Currently, SLLMs are mostly tested using written prompts. This isn't realistic because people often *speak* to these models, especially with voice assistants. Testing with only text doesn't show how well the model understands spoken instructions, particularly in different languages or with varying speaking styles, and it doesn't reflect real-world use.
What's the solution?
The researchers created a new dataset called DoWhatISay (DOWIS). This dataset includes the same instructions given both as spoken audio and written text, across nine different tasks and eleven languages. They had multiple people record the prompts in different ways to make it more realistic. Then, they tested several existing SLLMs using this dataset to see how performance differed between spoken and written prompts.
Why it matters?
The findings show that SLLMs generally perform better when given written instructions compared to spoken ones, especially when dealing with less common languages or when translating between languages. However, spoken prompts work just as well when the task involves generating speech as output. This highlights the need to evaluate SLLMs using spoken language to get a true picture of their capabilities and to improve their understanding of voice commands.
Abstract
Speech Large Language Models (SLLMs) have rapidly expanded, supporting a wide range of tasks. These models are typically evaluated using text prompts, which may not reflect real-world scenarios where users interact with speech. To address this gap, we introduce DoWhatISay (DOWIS), a multilingual dataset of human-recorded spoken and written prompts designed to pair with any existing benchmark for realistic evaluation of SLLMs under spoken instruction conditions.

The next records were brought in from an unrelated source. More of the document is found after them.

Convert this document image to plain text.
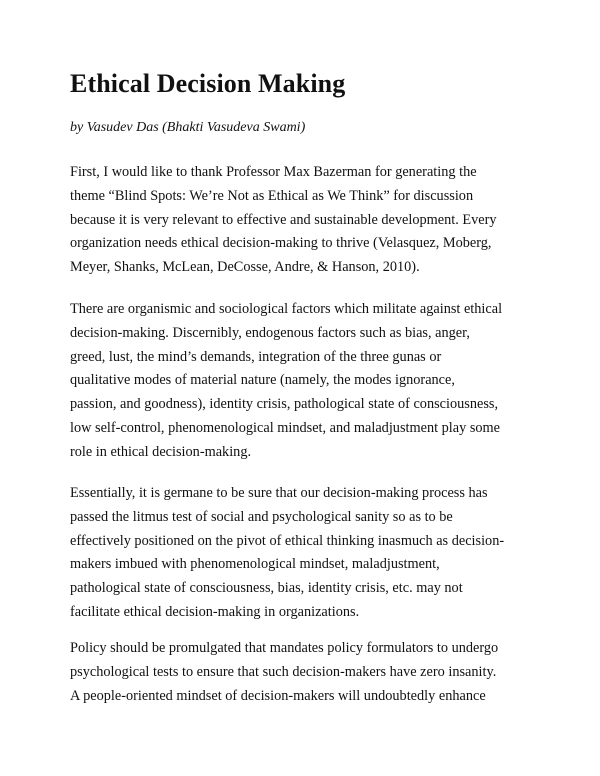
Ethical Decision Making

by Vasudev Das (Bhakti Vasudeva Swami)

First, I would like to thank Professor Max Bazerman for generating the
theme “Blind Spots: We’re Not as Ethical as We Think” for discussion
because it is very relevant to effective and sustainable development. Every
organization needs ethical decision-making to thrive (Velasquez, Moberg,
Meyer, Shanks, McLean, DeCosse, Andre, & Hanson, 2010).

There are organismic and sociological factors which militate against ethical
decision-making. Discernibly, endogenous factors such as bias, anger,
greed, lust, the mind’s demands, integration of the three gunas or
qualitative modes of material nature (namely, the modes ignorance,
passion, and goodness), identity crisis, pathological state of consciousness,
low self-control, phenomenological mindset, and maladjustment play some
role in ethical decision-making.

Essentially, it is germane to be sure that our decision-making process has
passed the litmus test of social and psychological sanity so as to be
effectively positioned on the pivot of ethical thinking inasmuch as decision-
makers imbued with phenomenological mindset, maladjustment,
pathological state of consciousness, bias, identity crisis, etc. may not
facilitate ethical decision-making in organizations.

Policy should be promulgated that mandates policy formulators to undergo
psychological tests to ensure that such decision-makers have zero insanity.
A people-oriented mindset of decision-makers will undoubtedly enhance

Spanning 9 tasks and 11 languages, it provides 10 prompt variants per task-language pair, across five styles. Using DOWIS, we benchmark state-of-the-art SLLMs, analyzing the interplay between prompt modality, style, language, and task type. Results show that text prompts consistently outperform spoken prompts, particularly for low-resource and cross-lingual settings. Only for tasks with speech output, spoken prompts do close the gap, highlighting the need for speech-based prompting in SLLM evaluation.